DANS QUELLE SITUATION SE TROUVE LA WALLONIE ?

Discours sur l’Etat de la Wallonie : Elio Di Rupo défend une région forte et engagée pour l’environnement

Le ministre-Président Elio Di Rupo a dressé un tableau positif de la Wallonie. BELGA

Dans son discours sur l’état de la Wallonie, le ministre-Président Elio Di Rupo (PS) a plaidé pour la réindustrialisation de la région et mis en avant le chemin parcouru en la matière, notamment le développement de nouvelles filières comme l’hydrogène. Il a rappelé l’engagement de la Wallonie en matière de réduction des émissions de CO2. La lutte contre la pauvreté et le chômage figurent au cœur des préoccupations wallonnes. Il a annoncé le montant de l’aide apportée aux sinistrés des inondations de juillet 2021 : 1,030 milliard d’euros. Pas de nouvelles taxes à l’horizon. Danis l’opposition, Les Engagés ont dénoncé un discours qui ne donne aucun cap et qui met en avant des éléments qui arrangent la majorité. Le PTB fustige un discours qui ne reflète pas la réalité notamment en ce qui concerne la lutte contre la pauvreté et les enjeux climatiques.

Le ministre-Président wallon, Elio Di Rupo (PS) a présenté ce mercredi 31 mai au Parlement wallon l’état de la Wallonie et ses ambitions dans un discours assez dense et fouillé. Le ton est donné dès l’entame. « La Wallonie est une Région forte. Une Région qui croit en son avenir Une Région qui prend son avenir en main. Nous avons connu de terribles crises successives. Elles renforcent la détermination du gouvernement à faire de la Wallonie une Région plus autonome et plus solide sur tous les plans. Dans ce monde incertain, la Wallonie s’adapte, se relève et se révèle être une Région dynamique au cœur de l’Europe. La Wallonie répond au défi environnemental ; au défi numérique ; au défi industriel ; au défi social enfin », a démarré Elio Di Rupo. Avant de passer en revue différents chapitres présentant un bon bulletin de la Wallonie.

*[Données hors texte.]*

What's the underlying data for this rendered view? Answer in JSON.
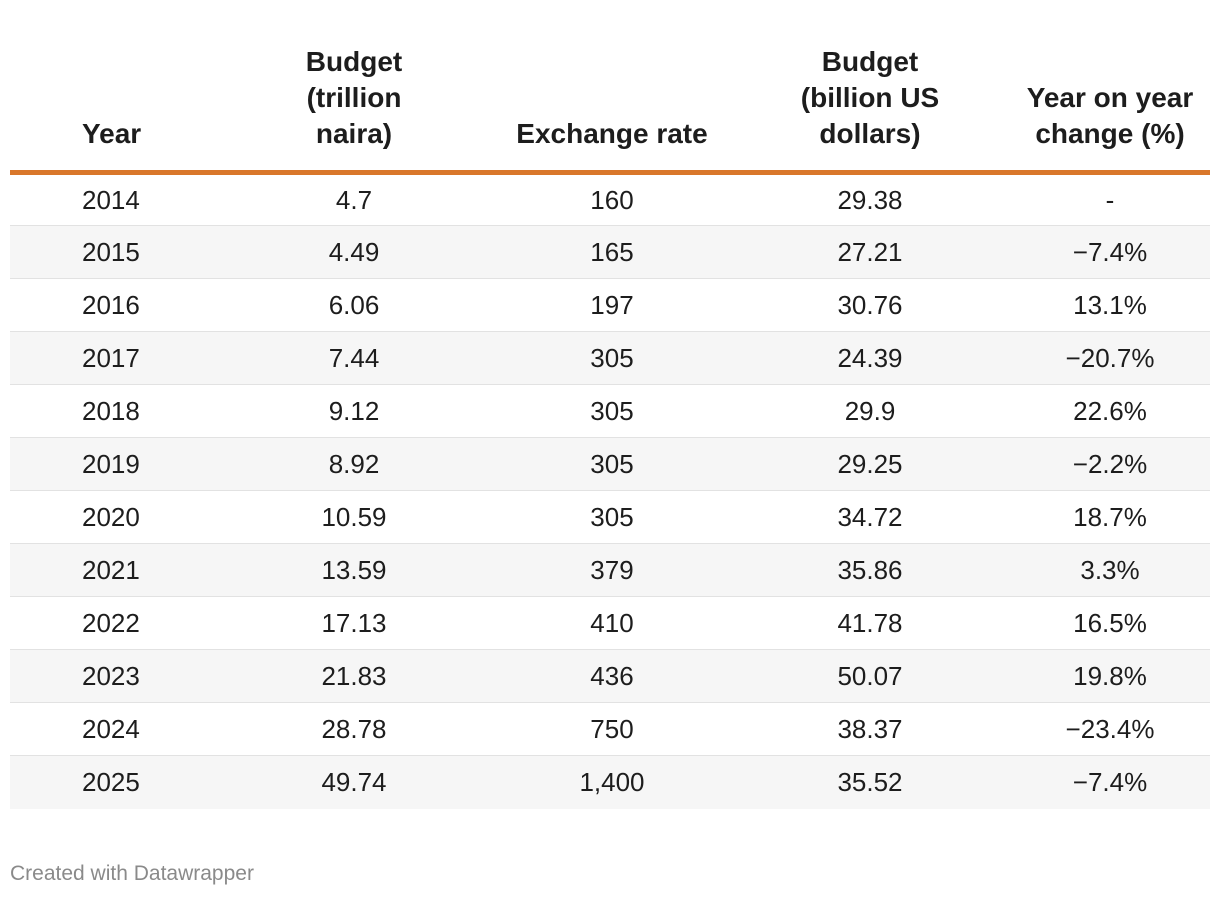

Lutte contre la précarité et le chômage

La Lutte contre la pauvreté figure au premier rang des objectifs des autorités wallonnes. Il a rappelé qu’avant la formation du gouvernement régional en 2018, le risque de pauvreté était de 22%, à fin 2022, il a chuté à 17,8%. « La précarité a certes diminué depuis le début de la législature, mais elle reste malheureusement trop élevée », observe-t-il, assurant que l’objectif est de réduire de moitié d’ici 2030 (par rapport à 2015) le nombre de la population wallonne exposée au risque de pauvreté ou d’exclusion sociale.

La Wallonie est une Région forte. Une Région qui croit en son avenir Une Région qui prend son avenir en main.

Un des éléments permettant de lutter contre la précarité est l’accès à l’emploi. Mais encore faudrait-il avoir un minimum de formation. D’où la volonté du gouvernement qui a décidé de mettre l’accent sur l’amélioration de l’éducation et de la formation dans le plan de relance. « Selon l’Iweps (Institut wallon de l’évaluation, de la prospective et de la statistique, ndlr), parmi la population wallonne qui a, au moins 25 ans, le taux de pauvreté de ceux qui n’ont pas de diplôme du secondaire supérieur s’élève à 27%. Celui des diplômés de l’enseignement supérieur est de 7%. C’est pour ces raisons que le gouvernement a décidé de faire de la politique de formation LA priorité du Plan de relance », dit-il.

Chef de groupe au Parlement wallon, François Desquesnes (Les Engagés) dénonce un discours qui ne reflète pas la réalité des Wallons. BELGA

Francois Desquesnes ne partage pas le bilan enjolivé de l’état de la Wallonie. (PHOTO BELGA)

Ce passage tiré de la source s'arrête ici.